Outer hair cells regulate ear’s sensitivity to sound

The ear’s tiny outer hair cells adjust the sensitivity of neighbouring inner hair cells to sound levels rather than acting like an amplifier, suggests a new study published today in eLife.

The discovery in gerbils contributes to our understanding of the role that outer hair cells play in hearing. The findings could also be useful for developing better ways to protect these delicate cells from harm to prevent hearing loss.

Tiny cells with hair-like protrusions in the inner ear act like microphones by converting vibrations caused by sound into electrical signals that the brain interprets. These inner hair cells work alongside outer hair cells, whose role in hearing is sometimes debated.

“When outer hair cells are damaged, vibrations become much smaller than those in a healthy ear,” explains lead author Anna Vavakou, a Ph.D. student in the Department of Neuroscience at Erasmus Medical Center in Rotterdam, the Netherlands. “This has led scientists to believe that the outer hair cells actively amplify sounds, but there is a problem with this theory. The electrical properties of the outer hair cells would make them too sluggish to deal with the fast vibrations of high-pitched sounds, especially in animals with ultrasound hearing.”
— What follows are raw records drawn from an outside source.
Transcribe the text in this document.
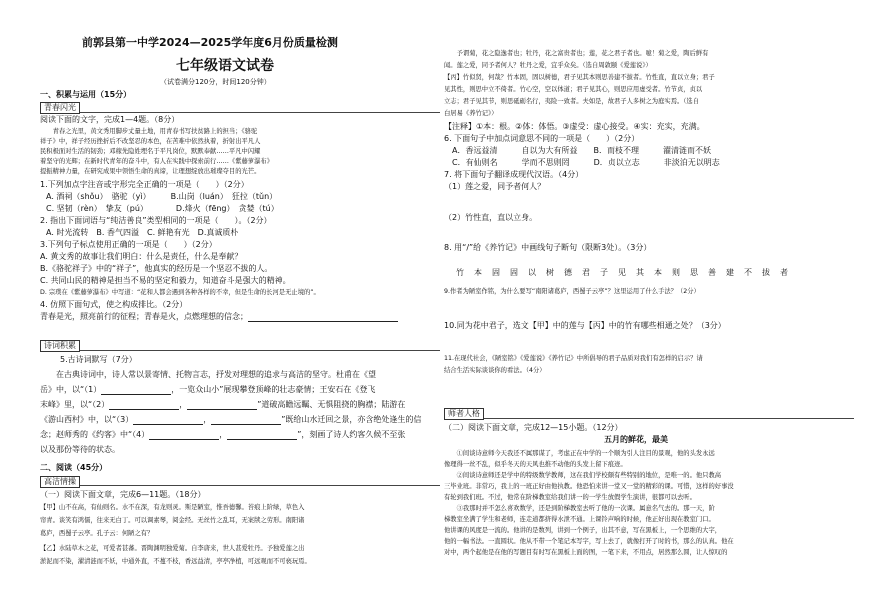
前郭县第一中学2024—2025学年度6月份质量检测
七年级语文试卷
（试卷满分120分，时间120分钟）
一、积累与运用（15分）
青春闪光
阅读下面的文字，完成1—4题。（8分）
　　青春之光里，黄文秀用脚步丈量土地，用青春书写扶贫路上的担当；《骆驼
祥子》中，祥子经历挫折后不改坚忍的本色，在苦难中依然执着，折射出平凡人
民积极面对生活的韧劲；邓稼先隐姓埋名于平凡岗位，默默奉献……平凡中闪耀
着坚守的光辉；在新时代青年的奋斗中，有人在实践中探索前行……《紫藤萝瀑布》
提振精神力量，在研究成果中领悟生命的真谛，让理想绽放出璀璨夺目的光芒。
1.下列加点字注音或字形完全正确的一项是（　　）（2分）
A. 酒祠（shǒu）　骆驼（yì）　　　B.山岗（luán）　狂拉（tǔn）
C. 坚韧（rèn）　挚友（pú）　　　　D.烽火（fēng）　贪婪（tú）
2. 指出下面词语与“纯洁善良”类型相同的一项是（　　）。（2分）
A. 时光流转　B. 香气四溢　C. 鲜艳有光　D.真诚质朴
3.下列句子标点使用正确的一项是（　　）（2分）
A. 黄文秀的故事让我们明白：什么是责任，什么是奉献？
B.《骆驼祥子》中的“祥子”，他真实的经历是一个坚忍不拔的人。
C. 共同山民的精神是担当不易的坚定和毅力，知道奋斗是强大的精神。
D. 宗璞在《紫藤萝瀑布》中写道：“花和人都会遇到各种各样的不幸，但是生命的长河是无止境的”。
4. 仿照下面句式，使之构成排比。（2分）
青春是光，照亮前行的征程；青春是火，点燃理想的信念；
诗词积累
5.古诗词默写（7分）
　　在古典诗词中，诗人常以景寄情、托物言志，抒发对理想的追求与高洁的坚守。杜甫在《望
岳》中，以“（1）	，一览众山小”展现攀登顶峰的壮志豪情；王安石在《登飞
末峰》里，以“（2）	，	”道破高瞻远瞩、无惧阻挠的胸襟；陆游在
《游山西村》中，以“（3）	，	”既给山水迁回之景，亦含绝处逢生的信
念；赵师秀的《约客》中“（4）	，	”，刻画了诗人约客久候不至张
以及那份等待的状态。
二、阅读（45分）
高洁情操
（一）阅读下面文章，完成6—11题。（18分）
【甲】山不在高，有仙则名。水不在深，有龙则灵。斯是陋室，惟吾德馨。苔痕上阶绿，草色入
帘青。谈笑有鸿儒，往来无白丁。可以调素琴，阅金经。无丝竹之乱耳，无案牍之劳形。南阳诸
葛庐，西蜀子云亭。孔子云：何陋之有？
【乙】水陆草木之花，可爱者甚蕃。晋陶渊明独爱菊。自李唐来，世人甚爱牡丹。予独爱莲之出
淤泥而不染，濯清涟而不妖，中通外直，不蔓不枝，香远益清，亭亭净植，可远观而不可亵玩焉。
　　予谓菊，花之隐逸者也；牡丹，花之富贵者也；莲，花之君子者也。噫！菊之爱，陶后鲜有
闻。莲之爱，同予者何人？牡丹之爱，宜乎众矣。（选自周敦颐《爱莲说》）
【丙】竹似贤，何哉？竹本固，固以树德，君子见其本则思善建不拔者。竹性直，直以立身；君子
见其性，则思中立不倚者。竹心空，空以体道；君子见其心，则思应用虚受者。竹节贞，贞以
立志；君子见其节，则思砥砺名行，夷险一致者。夫如是，故君子人多树之为庭实焉。（选自
白居易《养竹记》）
【注释】①本：根。②体：体悟。③虚受：虚心接受。④实：充实，充满。
6. 下面句子中加点词意思不同的一项是（　　）（2分）
A．香远益清　　　自以为大有所益　　B．而枝不理　　　濯清涟而不妖
C．有仙则名　　　学而不思则罔　　　D．贞以立志　　　非淡泊无以明志
7. 将下面句子翻译成现代汉语。（4分）
（1）莲之爱，同予者何人？
（2）竹性直，直以立身。
8. 用“/”给《养竹记》中画线句子断句（限断3处）。（3分）
竹　本　固　固　以　树　德　君　子　见　其　本　则　思　善　建　不　拔　者
9.作者为陋室作铭，为什么要写“南阳诸葛庐，西蜀子云亭”？这里运用了什么手法？（2分）
10.同为花中君子，选文【甲】中的莲与【丙】中的竹有哪些相通之处？（3分）
11.在现代社会，《陋室铭》《爱莲说》《养竹记》中所倡导的君子品质对我们有怎样的启示？请
结合生活实际谈谈你的看法。（4分）
师者人格
（二）阅读下面文章，完成12—15小题。（12分）
五月的鲜花，最美
　　①间谈诗意师今天我还不属那谋了，考虑正在中学的一个顺为引人注目的景观，他的头发永远
像理得一丝不乱，似乎冬天的天风也推不动他的头发上留下痕迹。
　　②间谈诗意师还是学中的特级数学教师，这在我们学校颇有些特别的地位，是唯一的。他只教高
三毕业班。非常巧，我上的一班正好由他执教。他恐怕来讲一堂又一堂的精彩的课。可惜，这样的好事没
有轮到我们班。不过，他常在阶梯教室给我们讲一的一学生放假学生演讲，很都可以去听。
　　③我那时并不怎么喜欢数学，还是到阶梯教室去听了他的一次课。属意名气去的。那一天，阶
梯教室坐满了学生和老师，连走道都挤得水泄不通。上课铃声响的时候，他正好出现在教室门口。
他讲课的风度是一流的。他讲的是数列，讲到一个例子，出其不意，写在黑板上，一个思维的大字，
他的一幅书法。一直圆状。他从不带一个笔记本写字，写上去了，就像打开了时的书，那么的认真。他在
对中，两个起他是在他的写题目有时写在黑板上面的图，一笔下来，不用点，居然那么圆，让人惊叹的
To better understand what the outer hair cells do, Vavakou and her colleagues used a new technology called optical coherence tomography vibrometry to measure the minute movements of outer hair cells in live gerbils in response to sounds. The cells were able to move fast enough to respond to sounds up to tones of about 2.5 kilohertz—or about halfway up the upper octave of a piano keyboard. At higher tones, the team saw that these cells were less able to keep up with the vibrations.

This suggests that while gerbils have good ultrasonic hearing, their outer hair cells are not able to amplify these sounds, but they do accurately track variations in sound levels.

“Rather than amplifying sound, the cells seem to monitor sound level and regulate sensitivity accordingly,” Vavakou says. “This is what engineers call automatic gain control, which is used in many devices like cell phones.”